The scanning tunneling microscope (STM) scans a surface with a razor-sharp metal wire tip. We can scan the surface at an incredibly fine scale – down to resolving individual atoms – by bringing the tip very close to the surface and delivering an electrical charge to the tip or sample.
A quantum mechanical phenomena known as tunneling. When electrons pass through a barrier that they shouldn't be able to get through, this is known as a tunneling current. You won't be able to move "over" a barrier if you don't have enough energy. Electrons, on the other hand, exhibit wavelike qualities in the quantum mechanical universe. These waves don't stop abruptly at a wall or barrier, but instead gradually fade away. The probability function may expand into the next zone, through the barrier, if the barrier is thin enough! Because there is a slight chance that an electron will be on the other side of the barrier, some will pass through and emerge on the other side if there are enough electrons. When an electron moves through the barrier in this fashion, it is called tunneling.
According to quantum physics, electrons contain both wave and particle-like features. Tunneling is a result of the wavelike aspect of the environment.
To apply this to the STM, the electron's starting point is either the tip or the sample, depending on the instrument's arrangement. The gap (air, vacuum, liquid) is the barrier, while the opposite side, i.e. tip or sample, is the second zone, depending on the experimental setup. We have excellent control over the tip-sample distance by measuring the current via the gap.
Pierre Curie discovered the piezoelectric effect in 1880. Squeezing the sides of certain crystals, such as quartz or barium titanate, produces the appearance. As a result, opposing charges are created on both sides. The action can also be inverted; a voltage applied across a piezoelectric crystal causes it to elongate or compress.

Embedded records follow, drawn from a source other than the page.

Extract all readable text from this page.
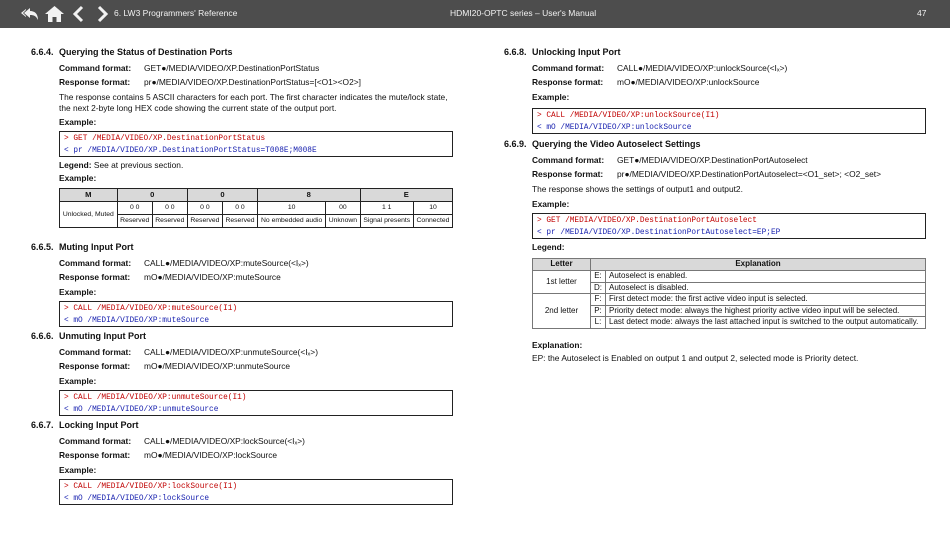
6. LW3 Programmers' Reference	HDMI20-OPTC series – User's Manual	47
6.6.4. Querying the Status of Destination Ports
Command format: GET●/MEDIA/VIDEO/XP.DestinationPortStatus
Response format: pr●/MEDIA/VIDEO/XP.DestinationPortStatus=[<O1><O2>]
The response contains 5 ASCII characters for each port. The first character indicates the mute/lock state, the next 2-byte long HEX code showing the current state of the output port.
Example:
> GET /MEDIA/VIDEO/XP.DestinationPortStatus
< pr /MEDIA/VIDEO/XP.DestinationPortStatus=T008E;M008E
Legend: See at previous section.
Example:
M	0		0		8		E	
Unlocked, Muted	0 0	0 0	0 0	0 0	10	00	1 1	10
	Reserved	Reserved	Reserved	Reserved	No embedded audio	Unknown	Signal presents	Connected
6.6.5. Muting Input Port
Command format: CALL●/MEDIA/VIDEO/XP:muteSource(<Iₓ>)
Response format: mO●/MEDIA/VIDEO/XP:muteSource
Example:
> CALL /MEDIA/VIDEO/XP:muteSource(I1)
< mO /MEDIA/VIDEO/XP:muteSource
6.6.6. Unmuting Input Port
Command format: CALL●/MEDIA/VIDEO/XP:unmuteSource(<Iₓ>)
Response format: mO●/MEDIA/VIDEO/XP:unmuteSource
Example:
> CALL /MEDIA/VIDEO/XP:unmuteSource(I1)
< mO /MEDIA/VIDEO/XP:unmuteSource
6.6.7. Locking Input Port
Command format: CALL●/MEDIA/VIDEO/XP:lockSource(<Iₓ>)
Response format: mO●/MEDIA/VIDEO/XP:lockSource
Example:
> CALL /MEDIA/VIDEO/XP:lockSource(I1)
< mO /MEDIA/VIDEO/XP:lockSource
6.6.8. Unlocking Input Port
Command format: CALL●/MEDIA/VIDEO/XP:unlockSource(<Iₓ>)
Response format: mO●/MEDIA/VIDEO/XP:unlockSource
Example:
> CALL /MEDIA/VIDEO/XP:unlockSource(I1)
< mO /MEDIA/VIDEO/XP:unlockSource
6.6.9. Querying the Video Autoselect Settings
Command format: GET●/MEDIA/VIDEO/XP.DestinationPortAutoselect
Response format: pr●/MEDIA/VIDEO/XP.DestinationPortAutoselect=<O1_set>; <O2_set>
The response shows the settings of output1 and output2.
Example:
> GET /MEDIA/VIDEO/XP.DestinationPortAutoselect
< pr /MEDIA/VIDEO/XP.DestinationPortAutoselect=EP;EP
Legend:
Letter	Explanation	
1st letter	E:	Autoselect is enabled.
	D:	Autoselect is disabled.
2nd letter	F:	First detect mode: the first active video input is selected.
	P:	Priority detect mode: always the highest priority active video input will be selected.
	L:	Last detect mode: always the last attached input is switched to the output automatically.
Explanation:
EP: the Autoselect is Enabled on output 1 and output 2, selected mode is Priority detect.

Scanning tunneling microscopy (STM) and most other scanning probe techniques use these materials to scan the tip. PZT is a common piezoelectric material in scanning probe microscopy (lead zirconium titanate).
To measure the current, scan the tip, and transfer this information into a format that can be used for STM imaging, we'll need electronics. The tunneling current is constantly monitored by a feedback loop, which makes modifications to the tip to maintain a constant tunneling current. The computer records these adjustments and displays them as a picture in the STM program. A constant current image is the name for such a configuration.
In addition, the feedback loop can be switched off for highly flat surfaces, leaving only the current to be displayed. This is an image with a constant height.